The interesting thing about the disco beat is with a good rhythm section it’s a lot of fun for the drummer. I remember doing a lot of disco playing and if I didn’t hold back, the momentum would take off. The time would rush and the tune would begin to accelerate. If there were dancers they ended up in a marathon race. But when the players were on, the music would groove. The drum and bass parts eventually became predictable and metronomic resulting in the “click track era.” For many drummers doing pop music, this was a dismal time. Not only were you relying on a click track, you were beginning to compete with the drum machine. If the drum part was straight 8th notes and very few changes, why not use a machine that does it exact every time? And save money!! Just so happens creative players cut through and were still in demand; as always.
Mel Lewis came into Drummers World one early afternoon laughing to himself. “What’s so funny Mel?” “I just left a record session and there were some tracks being done with a drum machine. The machine broke down and they wasted a couple of hours trying to get the machine up and running again. When they hire Mel Lewis they get Mel Lewis, not a machine!” He loved the idea of the robot breaking down. The machine could not produce the sound and feeling he projected.
Now drummers have become accustomed to working with click tracks and the fear and stigma once associated with them is no longer an issue. When I began studying drums I was encouraged not to rely on the metronome; not to be a slave to it. Today more and more players use it as a tool and develop creative ideas with it.
But I digress! The Bee Gees have a sound; Copland, Coltrane, Emmylou, The Beatles, Streisand, Ellington, Mahler, Elvin, Gadd, all have a sound. Often it’s not necessarily the content of the music being performed but the sound itself that hooks us. Is the sound they have innate or is it developed through hard work and practice??
Bonnie, Thanks for your feedback!
Thank you for this article. I absolutely agree with you that for the drummer it was a lot of fun playing disco.
I was in a group called Plum Crazy in the Bay Area in the 80s and we covered all those hits.
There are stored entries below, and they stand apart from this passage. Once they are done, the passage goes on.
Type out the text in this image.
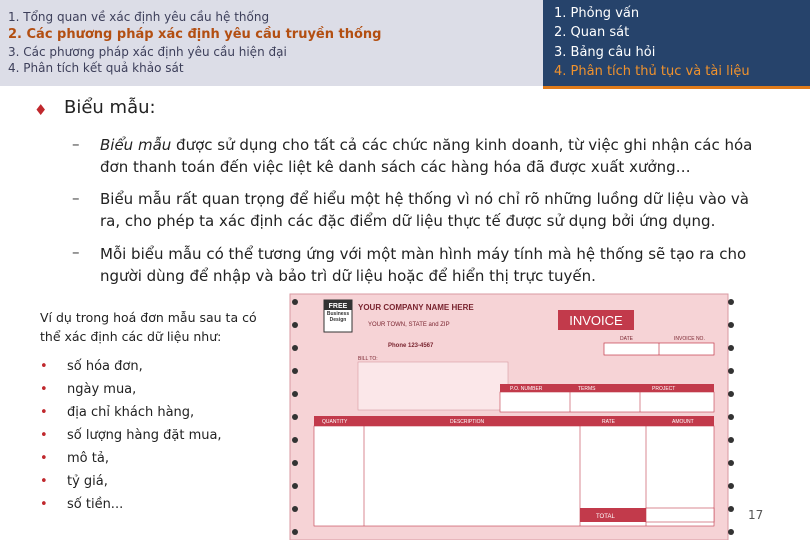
1. Tổng quan về xác định yêu cầu hệ thống
2. Các phương pháp xác định yêu cầu truyền thống
3. Các phương pháp xác định yêu cầu hiện đại
4. Phân tích kết quả khảo sát
1. Phỏng vấn
2. Quan sát
3. Bảng câu hỏi
4. Phân tích thủ tục và tài liệu
♦ Biểu mẫu:
– Biểu mẫu được sử dụng cho tất cả các chức năng kinh doanh, từ việc ghi nhận các hóa đơn thanh toán đến việc liệt kê danh sách các hàng hóa đã được xuất xưởng…
– Biểu mẫu rất quan trọng để hiểu một hệ thống vì nó chỉ rõ những luồng dữ liệu vào và ra, cho phép ta xác định các đặc điểm dữ liệu thực tế được sử dụng bởi ứng dụng.
– Mỗi biểu mẫu có thể tương ứng với một màn hình máy tính mà hệ thống sẽ tạo ra cho người dùng để nhập và bảo trì dữ liệu hoặc để hiển thị trực tuyến.
Ví dụ trong hoá đơn mẫu sau ta có thể xác định các dữ liệu như:
• số hóa đơn,
• ngày mua,
• địa chỉ khách hàng,
• số lượng hàng đặt mua,
• mô tả,
• tỷ giá,
• số tiền...
FREE
Business Design
YOUR COMPANY NAME HERE
YOUR TOWN, STATE and ZIP
Phone 123-4567
INVOICE
DATE	INVOICE NO.
BILL TO:
P.O. NUMBER	TERMS	PROJECT
QUANTITY	DESCRIPTION	RATE	AMOUNT
TOTAL	17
While having to play four on the floor- ABSOLUTELY, otherwise dancers would revolt….4-way coordination was reduced to 3-way and I was free to experiment and come up with interesting patterns on the hi hat and snare while maintaining a solid groove. Actually to keep from getting bored and frustrated, I HAD to come up with variations. That said, when Disco died it left me with a new vista of hi hat possibilities and technique.
I always defend Disco when others trash it. It certainly was good for me.